Pemberantasan Tambang Ilegal: Sanksi Pidana dan Denda Rp 100 Miliar
Dedi menegaskan bahwa optimalisasi pajak hanya bisa terwujud jika praktik penambangan ilegal diberantas tuntas. Pemerintah telah memetakan ratusan titik tambang liar yang perlu segera ditertibkan. Para pelaku tidak hanya menghadapi sanksi administratif, tetapi juga ancaman pidana berat.

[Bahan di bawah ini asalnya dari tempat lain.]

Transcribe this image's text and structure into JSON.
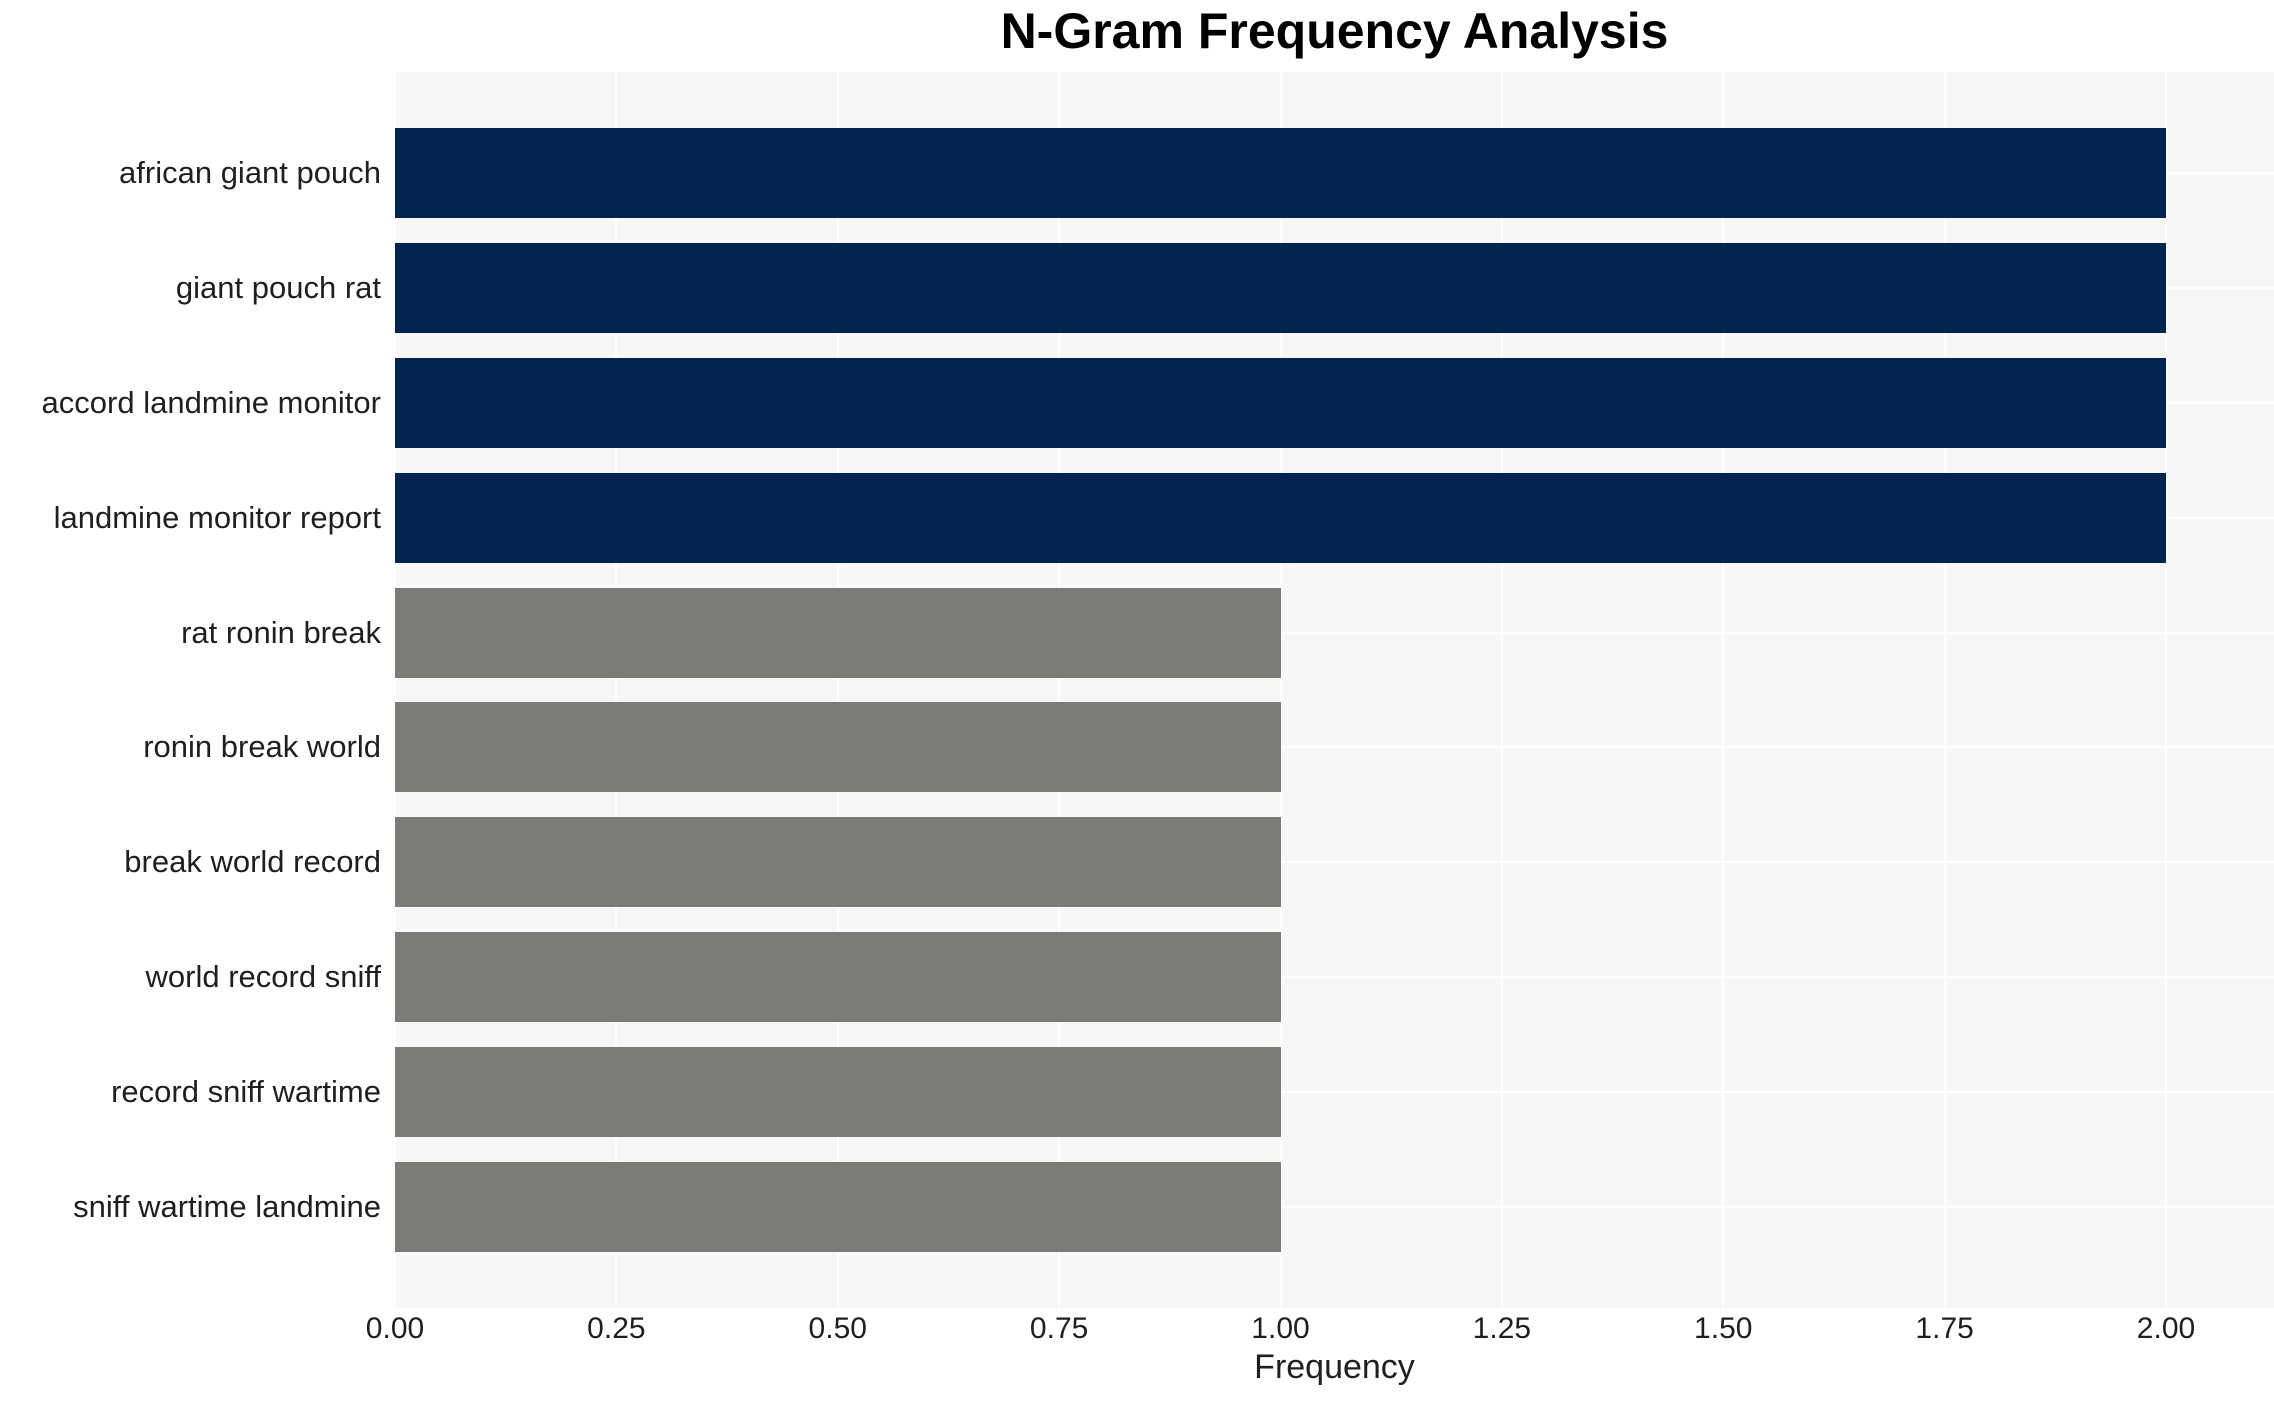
{
  "chart_data": {
    "type": "bar",
    "orientation": "horizontal",
    "title": "N-Gram Frequency Analysis",
    "xlabel": "Frequency",
    "ylabel": "",
    "categories": [
      "african giant pouch",
      "giant pouch rat",
      "accord landmine monitor",
      "landmine monitor report",
      "rat ronin break",
      "ronin break world",
      "break world record",
      "world record sniff",
      "record sniff wartime",
      "sniff wartime landmine"
    ],
    "values": [
      2,
      2,
      2,
      2,
      1,
      1,
      1,
      1,
      1,
      1
    ],
    "bar_colors": [
      "#02234d",
      "#02234d",
      "#02234d",
      "#02234d",
      "#7b7b77",
      "#7b7b77",
      "#7b7b77",
      "#7b7b77",
      "#7b7b77",
      "#7b7b77"
    ],
    "xlim": [
      0,
      2.0
    ],
    "xticks": [
      0,
      0.25,
      0.5,
      0.75,
      1.0,
      1.25,
      1.5,
      1.75,
      2.0
    ],
    "xtick_labels": [
      "0.00",
      "0.25",
      "0.50",
      "0.75",
      "1.00",
      "1.25",
      "1.50",
      "1.75",
      "2.00"
    ],
    "grid": true,
    "legend_position": "none",
    "colors": {
      "highlight_bar": "#02234d",
      "regular_bar": "#7b7b77",
      "plot_background": "#f7f7f7",
      "gridline": "#ffffff",
      "title_text": "#000000",
      "label_text": "#1f1f1f"
    }
  }
}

Payung hukum yang digunakan adalah Pasal 158 Undang-Undang Nomor 3 Tahun 2020 tentang Pertambangan Mineral dan Batu Bara. Pelaku penambangan ilegal terancam hukuman penjara maksimal 5 tahun dan denda hingga Rp 100 miliar.
Sejauh ini, tim Pemprov Sumut telah melakukan penindakan di 49 lokasi penambangan ilegal yang masuk dalam radar pemantauan intensif. Langkah persuasif berupa imbauan pengurusan izin resmi hingga instruksi penghentian total aktivitas bagi usaha yang membandel terus dijalankan.
Apa Langkah Selanjutnya?
Penegakan aturan ini diharapkan memberikan efek jera bagi oknum yang selama ini menghindari kewajiban pajak. Pemerintah Provinsi Sumut berkomitmen menata kembali sektor pertambangan agar seluruh aktivitas ekstraksi mineral dilakukan secara legal dan bertanggung jawab.
Dengan target pajak yang masih jauh dari capaian, pengawasan dan penindakan di lapangan menjadi kunci utama. Jika tidak ada perubahan signifikan, potensi Rp 5 miliar per tahun akan terus menguap dan pembangunan daerah pun ikut terhambat.